I want to thank all my cooperators for their dedication to doing on-farm research that is of great value not just for their farm but many neighboring farms and even the region. It is rarely convenient and always requires some extra effort on their part to make these trials happen.

Thursday, August 6, 2009

Drill Strip Variety Trials show newer varieties boost yield

Drill strip variety trials give growers the opportunity to see new wheat varieties in local fields at a scale closer to normal production. The plots are normally 40 ft. wide by 600-700 ft. long.

The plots are established in the fall using the grower's drill, and then harvested the following summer with the grower combine.

A weigh wagon is used to measure the bushels produced in each plot, and yields are calculated on the tailgate of the pickup in the grower's fields.

Today's harvest was near Athena, Oregon in a direct seeded field.

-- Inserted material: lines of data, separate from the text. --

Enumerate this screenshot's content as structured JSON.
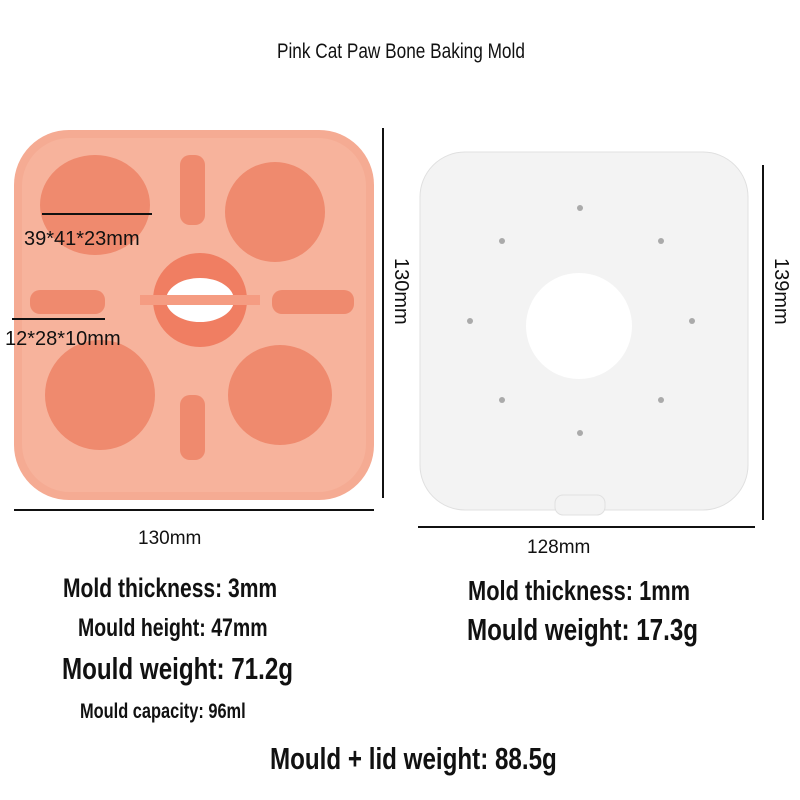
{
  "title": "Pink Cat Paw Bone Baking Mold",
  "mold": {
    "cavity_label_paw": "39*41*23mm",
    "cavity_label_bone": "12*28*10mm",
    "height_label": "130mm",
    "width_label": "130mm",
    "color": "#f5ab93",
    "cavity_color": "#ef8a6e"
  },
  "lid": {
    "height_label": "139mm",
    "width_label": "128mm",
    "color": "#f7f7f7"
  },
  "specs_mold": [
    "Mold thickness: 3mm",
    "Mould height: 47mm",
    "Mould weight: 71.2g",
    "Mould capacity: 96ml"
  ],
  "specs_lid": [
    "Mold thickness: 1mm",
    "Mould weight: 17.3g"
  ],
  "total": "Mould + lid weight: 88.5g"
}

The yields are as follows:

Jim Straughan Farm, harvested August 6, 2009

Variety Bu/Ac
Goetze 69.4 bu
ORCF101 69.5 bu
ORCF102 66.6 bu
Skiles 63.5 bu
Stephens 67.2 bu
Tubbs06 62.3 bu

Monday, August 3, 2009

Harvest Heatwave continues

Harvest and the heatwave continue into a new week. We harvested the final harvest of the Fallow Systems study last week at Newtson Farms. Results were similar to previous years' data, with no surprises.
I have added some wheat harvest pictures and a few hot looking sunset photos to my photo site on Shutterfly. Take a look and enjoy!
Stay cool if possible...if not possible drink lots of water!